If your business is hit by a cyber-breach the people or companies whose data has been compromised could sue you, and if you fail to notify the Office of the Australian Information Commissioner (OAIC) you could face penalties.
Are you Putting Yourself at Risk?
Loss of data can occur as a result of a targeted cyber-attack or human error factors such as losing paperwork, a memory stick or a device, failing to have adequate security on a device that’s used for both personal and business purposes or if your network provider’s system is compromised. Worryingly many Australian businesses are unprepared for dealing with a cyber-incident and this is especially true for small to medium sized enterprises (SMEs). Almost half the SME respondents in a recent survey by insurance company Chubb were unaware of their obligations under the Notifiable Data Breaches Scheme, only 40% thought that their revenue or sales would suffer and only 27% had cyber insurance.

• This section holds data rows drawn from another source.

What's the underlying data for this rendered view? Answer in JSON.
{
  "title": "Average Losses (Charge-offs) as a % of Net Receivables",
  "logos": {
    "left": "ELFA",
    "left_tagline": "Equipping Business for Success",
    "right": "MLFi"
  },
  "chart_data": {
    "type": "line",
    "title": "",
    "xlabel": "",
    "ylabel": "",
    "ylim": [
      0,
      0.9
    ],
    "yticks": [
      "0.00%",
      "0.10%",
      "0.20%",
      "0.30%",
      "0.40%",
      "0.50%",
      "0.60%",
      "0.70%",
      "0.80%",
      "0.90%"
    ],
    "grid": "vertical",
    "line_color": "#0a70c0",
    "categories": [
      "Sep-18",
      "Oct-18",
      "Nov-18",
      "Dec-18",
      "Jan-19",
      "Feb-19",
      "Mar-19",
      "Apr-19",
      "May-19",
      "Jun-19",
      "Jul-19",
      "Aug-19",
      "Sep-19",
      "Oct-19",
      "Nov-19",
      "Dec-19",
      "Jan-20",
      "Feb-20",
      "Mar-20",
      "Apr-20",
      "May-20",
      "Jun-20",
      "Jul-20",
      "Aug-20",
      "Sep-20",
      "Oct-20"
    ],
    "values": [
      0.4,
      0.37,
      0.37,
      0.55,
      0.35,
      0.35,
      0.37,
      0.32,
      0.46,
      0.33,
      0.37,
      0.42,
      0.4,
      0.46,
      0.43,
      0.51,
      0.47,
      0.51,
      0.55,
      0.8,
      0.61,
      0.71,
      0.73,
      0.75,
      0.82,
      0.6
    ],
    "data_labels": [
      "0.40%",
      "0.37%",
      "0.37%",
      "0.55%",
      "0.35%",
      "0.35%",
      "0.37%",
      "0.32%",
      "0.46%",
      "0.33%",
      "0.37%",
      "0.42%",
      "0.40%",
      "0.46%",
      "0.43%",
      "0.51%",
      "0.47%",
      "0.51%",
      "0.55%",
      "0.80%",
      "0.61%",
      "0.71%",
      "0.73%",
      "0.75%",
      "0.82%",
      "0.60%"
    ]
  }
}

Impacts that affect your business internally can also be expensive, especially if an attack closes your systems down. You would suffer loss of income, you would probably need to hire an expert to save or retrieve your important data and you might need to engage damage control services to help limit loss of customers and reputation. Interruption to normal operations represents a loss to any business because you have to maintain your running costs, and small businesses are particularly vulnerable because they typically have less resources to call on and may in fact be servicing loans. Externally if the people or companies whose information has been compromised bring legal actions for damages or negligence against you you’ll have to pay the legal costs of answering the claim and any damages imposed, which could be crippling.
How do I transfer my cyber risk?
Most cyber insurance policies cover the costs of impacts to both your own business and external parties. Cyber insurance may be available as part of a business pack and exclude some risks or liabilities under its terms. A dedicated standalone cyber insurance policy is likely to be more comprehensive, offer higher caps on payouts and include provisions specific to containing and remediating a breach, and the costs involved.